The quest for efficiency also applies to Obama's signature health care law, which the GOP House voted last week to repeal.
"If you have ideas about how to improve this law by making care better or more affordable, I am eager to work with you," Obama said.
That eagerness was one of the themes of Obama's address, a year after he used his State of the Union speech in part to criticize the Supreme Court for relaxing regulations on campaign finance.
Despite Obama's criticism last year, six justices -- including Chief Justice John G. Roberts Jr. -- attended the address Tuesday. Justice Samuel A. Alito Jr. was in Hawaii, and Clarence Thomas and Antonin Scalia did not attend.
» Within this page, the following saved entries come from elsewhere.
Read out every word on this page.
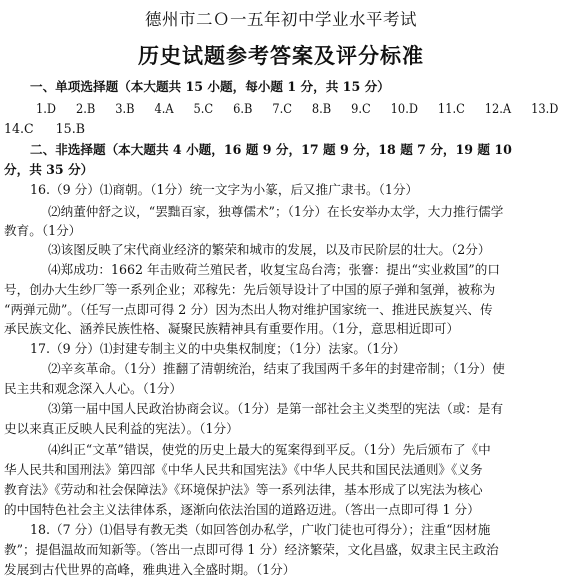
德州市二Ｏ一五年初中学业水平考试
历史试题参考答案及评分标准
一、单项选择题（本大题共 15 小题，每小题 1 分，共 15 分）
1.D 2.B 3.B 4.A 5.C 6.B 7.C 8.B 9.C 10.D 11.C 12.A 13.D
14.C 15.B
二、非选择题（本大题共 4 小题，16 题 9 分，17 题 9 分，18 题 7 分，19 题 10
分，共 35 分）
16.（9 分）⑴商朝。（1分）统一文字为小篆，后又推广隶书。（1分）
⑵纳董仲舒之议，“罢黜百家，独尊儒术”；（1分）在长安举办太学，大力推行儒学
教育。（1分）
⑶该图反映了宋代商业经济的繁荣和城市的发展，以及市民阶层的壮大。（2分）
⑷郑成功：1662 年击败荷兰殖民者，收复宝岛台湾；张謇：提出“实业救国”的口
号，创办大生纱厂等一系列企业；邓稼先：先后领导设计了中国的原子弹和氢弹，被称为
“两弹元勋”。（任写一点即可得 2 分）因为杰出人物对维护国家统一、推进民族复兴、传
承民族文化、涵养民族性格、凝聚民族精神具有重要作用。（1分，意思相近即可）
17.（9 分）⑴封建专制主义的中央集权制度；（1分）法家。（1分）
⑵辛亥革命。（1分）推翻了清朝统治，结束了我国两千多年的封建帝制；（1分）使
民主共和观念深入人心。（1分）
⑶第一届中国人民政治协商会议。（1分）是第一部社会主义类型的宪法（或：是有
史以来真正反映人民利益的宪法）。（1分）
⑷纠正“文革”错误，使党的历史上最大的冤案得到平反。（1分）先后颁布了《中
华人民共和国刑法》第四部《中华人民共和国宪法》《中华人民共和国民法通则》《义务
教育法》《劳动和社会保障法》《环境保护法》等一系列法律，基本形成了以宪法为核心
的中国特色社会主义法律体系，逐渐向依法治国的道路迈进。（答出一点即可得 1 分）
18.（7 分）⑴倡导有教无类（如回答创办私学，广收门徒也可得分）；注重“因材施
教”；提倡温故而知新等。（答出一点即可得 1 分）经济繁荣，文化昌盛，奴隶主民主政治
发展到古代世界的高峰，雅典进入全盛时期。（1分）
What they missed was a long and policy-laden address that frequently drew bipartisan applause from a Congress that seemed muted by the tragedy in Arizona earlier this month.
In the first lady's box in the gallery above the House floor, the guests included Giffords' trauma surgeon, the congressional intern credited with saving her life and the family of 9-year-old Christina Taylor Green, who was killed in the mass shooting.
Lawmakers kept a seat empty in Giffords' honor, and 1,400 miles to the southwest at a Houston rehabilitation hospital, the wounded congresswoman watched the speech while holding hands with her husband, astronaut Mark Kelly.
Despite Obama's admission of economic tough times and his challenging call for reinventing the economy and cutting the deficit, he ended his speech with the kind of hopeful, soaring rhetoric that helped win him the presidency in 2008.
"We do big things," he said. "The idea of America endures. Our destiny remains our choice. And tonight, more than two centuries later, it is because of our people that our future is hopeful, our journey goes forward, and the state of our union is strong."